Sabtu, 15 Mei 2010

Kisah Cinta Yang Tak Berjudul (4)

Chapter 4
Cinta Masa Lalu

Malamnya aku menangis. Seikhlas apapun, aku tetap merasa ada bagian dari hatiku yang terluka. Sejak saat itu aku memang sedikit demi sedikit menghindarimu, menghilang darimu. Dan kita tidak pernah bertemu lagi karena kamu pun memutuskan untuk melanjutkan studi S2-mu di Bandung, dan aku memutuskan untuk menerima tawaran kerja dari teman ayahku di Amerika.

Waktu merayap dengan sangat cepat. Ia menelan sejumlah kenangan kita, Kirana.
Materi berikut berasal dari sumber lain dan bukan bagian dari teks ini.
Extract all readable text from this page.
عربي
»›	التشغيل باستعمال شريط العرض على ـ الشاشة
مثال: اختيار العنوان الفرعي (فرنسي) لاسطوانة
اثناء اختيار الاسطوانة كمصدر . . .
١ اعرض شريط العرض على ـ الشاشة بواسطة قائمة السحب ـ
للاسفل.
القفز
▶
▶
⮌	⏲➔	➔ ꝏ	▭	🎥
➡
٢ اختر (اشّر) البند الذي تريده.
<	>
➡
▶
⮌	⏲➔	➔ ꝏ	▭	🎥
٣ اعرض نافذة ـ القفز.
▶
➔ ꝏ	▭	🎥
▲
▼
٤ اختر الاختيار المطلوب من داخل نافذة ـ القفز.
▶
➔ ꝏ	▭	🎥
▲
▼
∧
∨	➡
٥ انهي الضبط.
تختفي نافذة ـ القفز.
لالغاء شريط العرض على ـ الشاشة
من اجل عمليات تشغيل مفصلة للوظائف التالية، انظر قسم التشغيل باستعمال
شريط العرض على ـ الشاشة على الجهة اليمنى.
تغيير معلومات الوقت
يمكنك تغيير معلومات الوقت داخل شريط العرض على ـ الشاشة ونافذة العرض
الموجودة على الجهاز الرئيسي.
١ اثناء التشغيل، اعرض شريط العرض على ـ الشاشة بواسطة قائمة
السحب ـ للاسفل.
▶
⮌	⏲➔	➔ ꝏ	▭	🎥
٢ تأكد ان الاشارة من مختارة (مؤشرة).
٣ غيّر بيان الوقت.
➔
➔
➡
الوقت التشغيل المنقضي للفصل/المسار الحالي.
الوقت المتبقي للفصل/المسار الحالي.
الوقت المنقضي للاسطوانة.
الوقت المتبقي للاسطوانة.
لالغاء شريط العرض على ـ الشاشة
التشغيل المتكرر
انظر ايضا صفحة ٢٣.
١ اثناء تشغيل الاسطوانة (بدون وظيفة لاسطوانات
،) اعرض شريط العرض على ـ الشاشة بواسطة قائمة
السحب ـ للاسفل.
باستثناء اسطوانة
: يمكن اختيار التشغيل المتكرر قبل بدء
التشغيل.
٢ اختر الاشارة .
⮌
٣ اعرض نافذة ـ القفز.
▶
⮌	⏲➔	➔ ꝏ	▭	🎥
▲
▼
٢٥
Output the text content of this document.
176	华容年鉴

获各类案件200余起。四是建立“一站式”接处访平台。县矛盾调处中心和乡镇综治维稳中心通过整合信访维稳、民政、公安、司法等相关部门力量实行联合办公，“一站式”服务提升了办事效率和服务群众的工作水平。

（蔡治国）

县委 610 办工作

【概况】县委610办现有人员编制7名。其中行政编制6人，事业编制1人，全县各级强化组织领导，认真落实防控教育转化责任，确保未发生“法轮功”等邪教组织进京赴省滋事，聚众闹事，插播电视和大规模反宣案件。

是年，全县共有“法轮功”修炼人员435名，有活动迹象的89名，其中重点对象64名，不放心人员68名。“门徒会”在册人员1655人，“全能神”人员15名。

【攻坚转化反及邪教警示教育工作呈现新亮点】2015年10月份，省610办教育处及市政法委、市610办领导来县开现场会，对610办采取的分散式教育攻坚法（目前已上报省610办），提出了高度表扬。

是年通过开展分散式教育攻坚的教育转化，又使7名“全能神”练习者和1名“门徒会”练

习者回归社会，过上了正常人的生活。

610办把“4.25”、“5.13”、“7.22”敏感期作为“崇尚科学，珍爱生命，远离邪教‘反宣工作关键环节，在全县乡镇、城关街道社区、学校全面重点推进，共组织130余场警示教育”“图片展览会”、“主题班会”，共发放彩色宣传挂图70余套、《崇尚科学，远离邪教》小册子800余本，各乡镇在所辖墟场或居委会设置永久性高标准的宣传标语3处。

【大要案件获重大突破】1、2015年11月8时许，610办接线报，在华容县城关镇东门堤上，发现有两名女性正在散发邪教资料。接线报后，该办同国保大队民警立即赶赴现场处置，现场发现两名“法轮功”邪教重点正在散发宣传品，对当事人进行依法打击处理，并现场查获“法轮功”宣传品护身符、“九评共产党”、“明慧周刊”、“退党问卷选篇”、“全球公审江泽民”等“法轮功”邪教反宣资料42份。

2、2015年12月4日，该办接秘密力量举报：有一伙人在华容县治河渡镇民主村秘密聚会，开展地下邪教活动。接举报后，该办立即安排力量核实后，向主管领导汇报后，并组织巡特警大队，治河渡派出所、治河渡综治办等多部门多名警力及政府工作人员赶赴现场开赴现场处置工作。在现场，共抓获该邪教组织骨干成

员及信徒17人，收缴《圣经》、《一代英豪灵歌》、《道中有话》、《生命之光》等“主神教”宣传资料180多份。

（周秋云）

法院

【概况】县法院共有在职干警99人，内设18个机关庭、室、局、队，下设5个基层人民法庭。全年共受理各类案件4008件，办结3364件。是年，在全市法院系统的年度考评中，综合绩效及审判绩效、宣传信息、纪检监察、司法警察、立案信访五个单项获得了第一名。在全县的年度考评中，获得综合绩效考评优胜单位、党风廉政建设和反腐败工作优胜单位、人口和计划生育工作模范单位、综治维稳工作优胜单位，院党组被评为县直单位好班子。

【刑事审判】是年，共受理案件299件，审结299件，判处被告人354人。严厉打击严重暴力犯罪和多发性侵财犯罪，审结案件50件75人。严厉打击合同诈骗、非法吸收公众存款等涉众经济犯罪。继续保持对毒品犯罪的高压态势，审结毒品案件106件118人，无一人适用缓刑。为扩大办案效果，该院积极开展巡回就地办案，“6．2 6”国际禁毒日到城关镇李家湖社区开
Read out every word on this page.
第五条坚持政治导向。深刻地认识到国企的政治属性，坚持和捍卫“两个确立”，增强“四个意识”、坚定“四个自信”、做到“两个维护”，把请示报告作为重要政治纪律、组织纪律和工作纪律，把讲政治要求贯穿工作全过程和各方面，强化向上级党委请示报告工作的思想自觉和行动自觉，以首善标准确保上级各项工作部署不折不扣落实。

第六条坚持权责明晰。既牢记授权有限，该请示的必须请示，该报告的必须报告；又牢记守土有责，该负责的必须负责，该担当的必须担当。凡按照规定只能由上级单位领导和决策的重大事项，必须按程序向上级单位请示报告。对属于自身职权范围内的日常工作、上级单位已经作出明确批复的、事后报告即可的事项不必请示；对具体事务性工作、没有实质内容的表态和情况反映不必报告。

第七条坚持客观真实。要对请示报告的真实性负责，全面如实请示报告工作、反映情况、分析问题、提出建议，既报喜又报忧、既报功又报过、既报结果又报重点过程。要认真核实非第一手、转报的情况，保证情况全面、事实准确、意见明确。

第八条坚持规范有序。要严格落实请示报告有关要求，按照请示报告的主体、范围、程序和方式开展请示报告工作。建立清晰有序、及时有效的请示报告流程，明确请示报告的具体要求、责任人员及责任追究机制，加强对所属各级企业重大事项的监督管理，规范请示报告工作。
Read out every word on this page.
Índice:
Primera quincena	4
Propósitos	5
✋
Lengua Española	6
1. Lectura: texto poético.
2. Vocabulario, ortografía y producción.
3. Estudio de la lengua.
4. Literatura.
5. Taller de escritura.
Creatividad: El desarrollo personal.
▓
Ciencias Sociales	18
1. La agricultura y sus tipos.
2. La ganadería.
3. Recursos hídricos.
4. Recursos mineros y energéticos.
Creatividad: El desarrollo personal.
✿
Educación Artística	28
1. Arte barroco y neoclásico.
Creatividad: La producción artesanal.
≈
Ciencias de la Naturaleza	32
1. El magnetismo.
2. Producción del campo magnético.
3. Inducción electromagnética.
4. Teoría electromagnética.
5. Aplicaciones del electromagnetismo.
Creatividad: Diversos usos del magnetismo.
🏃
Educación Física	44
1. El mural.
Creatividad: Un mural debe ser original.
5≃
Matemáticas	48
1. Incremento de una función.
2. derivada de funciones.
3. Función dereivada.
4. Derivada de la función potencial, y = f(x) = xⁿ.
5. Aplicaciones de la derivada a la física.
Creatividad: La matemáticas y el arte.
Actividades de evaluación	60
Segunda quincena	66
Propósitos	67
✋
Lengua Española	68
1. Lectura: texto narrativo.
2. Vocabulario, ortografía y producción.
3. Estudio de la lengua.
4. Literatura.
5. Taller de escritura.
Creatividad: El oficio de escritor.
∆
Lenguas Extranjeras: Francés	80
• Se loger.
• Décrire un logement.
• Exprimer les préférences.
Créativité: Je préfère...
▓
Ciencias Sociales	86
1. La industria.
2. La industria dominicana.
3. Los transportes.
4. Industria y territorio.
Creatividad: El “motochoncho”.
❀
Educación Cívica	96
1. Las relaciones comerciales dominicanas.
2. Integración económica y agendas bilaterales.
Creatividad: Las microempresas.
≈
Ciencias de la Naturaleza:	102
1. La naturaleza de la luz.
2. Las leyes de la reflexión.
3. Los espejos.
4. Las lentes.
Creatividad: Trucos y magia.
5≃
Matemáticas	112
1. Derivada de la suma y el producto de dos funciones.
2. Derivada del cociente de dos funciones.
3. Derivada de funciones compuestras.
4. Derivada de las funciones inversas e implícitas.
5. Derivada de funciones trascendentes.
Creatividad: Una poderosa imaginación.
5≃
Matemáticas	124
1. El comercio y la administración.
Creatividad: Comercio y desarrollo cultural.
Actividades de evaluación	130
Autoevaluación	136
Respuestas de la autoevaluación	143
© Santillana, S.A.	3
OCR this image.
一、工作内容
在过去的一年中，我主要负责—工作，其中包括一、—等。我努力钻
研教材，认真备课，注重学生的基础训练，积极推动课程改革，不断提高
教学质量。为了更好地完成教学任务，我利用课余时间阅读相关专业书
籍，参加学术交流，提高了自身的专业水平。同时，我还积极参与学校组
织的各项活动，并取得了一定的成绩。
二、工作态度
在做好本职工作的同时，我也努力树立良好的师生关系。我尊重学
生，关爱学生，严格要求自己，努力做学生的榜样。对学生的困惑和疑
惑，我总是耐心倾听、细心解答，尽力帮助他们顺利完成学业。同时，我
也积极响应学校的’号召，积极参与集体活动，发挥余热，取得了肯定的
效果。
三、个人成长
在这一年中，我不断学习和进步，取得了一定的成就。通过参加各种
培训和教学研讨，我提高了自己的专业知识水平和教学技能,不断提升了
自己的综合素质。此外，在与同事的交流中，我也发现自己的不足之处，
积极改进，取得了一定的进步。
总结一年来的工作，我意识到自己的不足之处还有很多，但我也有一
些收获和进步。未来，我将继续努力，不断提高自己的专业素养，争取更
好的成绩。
Namun aku masih terkapar dalam memori biru yang pernah kita rajut.

Sudah satu tahun kita tidak bertemu, aku baru seminggu pulang dari Amerika. Entah apa yang membawaku ke kota ini. Mungkin getar rindu masih belum sepenuhnya pudar. Hingga pada suatu Senja, Melati – sahabatmu, mengabariku di Jakarta: kamu tengah berada di Bandung. Ia memberiku secarik kertas bertulis alamatmu di sana.

"Andra, Kamu harus ketemu Kirana!"

"Untuk apa?"

"Jangan lagi tanya untuk apa. Kepergianmu yang tanpa kabar setahun lalu sudah cukup membuatnya terkapar berdarah!"

"Aku sudah melupakan masa laluku dengannya, Melati!"

"Tidak bagi Kirana. Selamanya tidak."

Dadaku serasa tersekat sesuatu yang menggumpal setelah sesaat tadi menggemuruh. Masihkah ada pijar yang berkilatan serupa unggun yang akan menyala abadi di hatinya?

"Please, temui Kirana. Aku mohon dengan sangat Andra, Enyahkan kekerdilan yang senantiasa membuatmu jadi pecundang."

Tapi sesuatu melerai niatku untuk bersua denganmu. Dan sesuatu itu adalah benang merah masa lalu kita, yang kuputuskan sepihak kala aku benar-benar terluka: Tak kukabari keberangkatanku ke Amerika padamu!

Aku tahu, kamu pasti marah!

Langit semakin kelam ketika lelampu taman sudah mulai dinyalakan. Aku masih sendiri, merajut lembar demi lembar kenangan yang sudah usang. Beberapa kenangan itu menjadi sepihan dan koyak oleh ulah kita yang tak pernah jujur mengungkap isi hati.

Aku tahu, kamu menangis dalam senyum. Kita sama-sama bersandirwara. Marvel adalah jaring yang diciptakan sebelum kamu menemukan dunia penuh bunga denganku. Ia sudah terlanjur memenjarakan kamu dalam tuntutan cinta tak berujung. Sehingga kamu mampu menepis sebaris kalimat seputih mutiara di dalam hatimu: Sesungguhnya, aku sebenarnya cinta padamu, Cui!

Di sini, aku masih sendiri. Menghukum diriku dalam sejumlah rasa bersalah. Dusta di antara kita telah menciptakan dusta-dusta lain. Apakah kamu berbahagia bersamanya?!